Macro Insights: The low bar for earnings season

A LOW BAR: Global first quarter earnings season unofficially starts next Wednesday, April 13, with JPM leading US bank reports. Consensus has set a low bar for S&P 500, forecasting only 5% earnings growth, despite 10% revenue growth, with inflation and supply chain pressures seen eating into near record 12% net profit margins. European forecasts are stronger, with Stoxx600 revenue and earnings seen up 20%. Beating forecasts is harder with every quarter, but we see room for more. Earnings expectations have been cut into the quarter. Companies have shown the ability to pass on cost pressures. Whilst many benefit from reopening economies. This good earnings season is a needed support to pressured equity markets and offset to high valuations.

‘BEAT’ INGREDIENTS: 1) US earnings forecasts are low, with a 4% decline from last quarter, and only 5% growth versus last year. 2) These nominal numbers are despite inflation running at 8% and real Q1 GDP forecast at 1.5%. 3) And somewhat less cost pressure, with gap between US producer and consumer inflation falling to 2.1 % in Q1. Like last quarter we expect misses to be punished much more than beats are rewarded, with investors nervous and valuations still full.

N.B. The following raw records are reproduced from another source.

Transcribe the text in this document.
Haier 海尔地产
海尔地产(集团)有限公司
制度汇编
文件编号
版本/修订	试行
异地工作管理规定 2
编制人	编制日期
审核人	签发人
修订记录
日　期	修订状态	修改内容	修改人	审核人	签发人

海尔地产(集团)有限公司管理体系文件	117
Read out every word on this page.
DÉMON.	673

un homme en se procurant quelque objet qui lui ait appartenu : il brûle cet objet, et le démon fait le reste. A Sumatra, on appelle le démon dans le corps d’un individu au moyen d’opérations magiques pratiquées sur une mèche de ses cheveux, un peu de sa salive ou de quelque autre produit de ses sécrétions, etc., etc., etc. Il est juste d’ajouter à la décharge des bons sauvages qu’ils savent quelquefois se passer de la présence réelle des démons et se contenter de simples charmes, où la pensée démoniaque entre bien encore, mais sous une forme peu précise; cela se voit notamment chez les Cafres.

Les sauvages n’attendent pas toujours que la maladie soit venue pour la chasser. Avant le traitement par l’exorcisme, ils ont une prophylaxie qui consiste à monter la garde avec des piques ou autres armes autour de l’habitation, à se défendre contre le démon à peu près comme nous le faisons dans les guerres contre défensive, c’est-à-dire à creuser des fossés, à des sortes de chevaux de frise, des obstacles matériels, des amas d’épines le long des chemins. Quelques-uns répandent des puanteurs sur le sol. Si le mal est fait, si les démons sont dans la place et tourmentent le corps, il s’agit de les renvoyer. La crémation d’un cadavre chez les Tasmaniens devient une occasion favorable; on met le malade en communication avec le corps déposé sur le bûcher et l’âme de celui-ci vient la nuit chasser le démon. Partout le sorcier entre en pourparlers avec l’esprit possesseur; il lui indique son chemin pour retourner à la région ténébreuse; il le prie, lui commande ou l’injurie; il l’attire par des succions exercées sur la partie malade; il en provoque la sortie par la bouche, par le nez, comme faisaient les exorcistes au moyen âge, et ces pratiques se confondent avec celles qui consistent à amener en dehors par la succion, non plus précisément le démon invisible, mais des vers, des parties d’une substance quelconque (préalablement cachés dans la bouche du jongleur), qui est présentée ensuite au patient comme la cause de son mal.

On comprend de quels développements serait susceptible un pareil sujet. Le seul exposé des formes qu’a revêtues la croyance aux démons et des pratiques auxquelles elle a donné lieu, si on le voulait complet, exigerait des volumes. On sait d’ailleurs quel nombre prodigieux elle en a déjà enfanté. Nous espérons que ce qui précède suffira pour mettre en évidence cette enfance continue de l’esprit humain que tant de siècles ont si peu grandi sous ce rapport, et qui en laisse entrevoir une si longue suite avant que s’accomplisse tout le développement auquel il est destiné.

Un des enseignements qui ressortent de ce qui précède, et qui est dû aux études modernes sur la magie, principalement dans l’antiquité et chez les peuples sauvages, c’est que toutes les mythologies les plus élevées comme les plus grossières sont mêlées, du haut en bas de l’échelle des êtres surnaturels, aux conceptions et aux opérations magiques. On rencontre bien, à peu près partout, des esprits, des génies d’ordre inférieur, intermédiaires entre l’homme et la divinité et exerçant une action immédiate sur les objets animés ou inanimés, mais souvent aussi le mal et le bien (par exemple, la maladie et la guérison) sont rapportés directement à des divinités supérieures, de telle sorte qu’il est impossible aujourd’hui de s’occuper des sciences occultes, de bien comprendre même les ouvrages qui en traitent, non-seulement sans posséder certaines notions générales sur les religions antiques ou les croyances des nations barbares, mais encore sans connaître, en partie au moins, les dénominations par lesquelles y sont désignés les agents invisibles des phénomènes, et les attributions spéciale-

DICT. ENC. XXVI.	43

CROSS-CURRENTS: Q1 US earnings cuts focused on industrials (supply-chain pressures), consumer discretionary (many ‘re-openers’), and communications (social media headwinds). By contrast, raises have unsurprisingly focused on energy (higher oil), real estate and IT. ‘Cyclical’ sectors continue to see the strongest growth (see chart), along with robust growth from ‘defensive’ tech and healthcare. Financials optically lag given large provision reversals of 2021.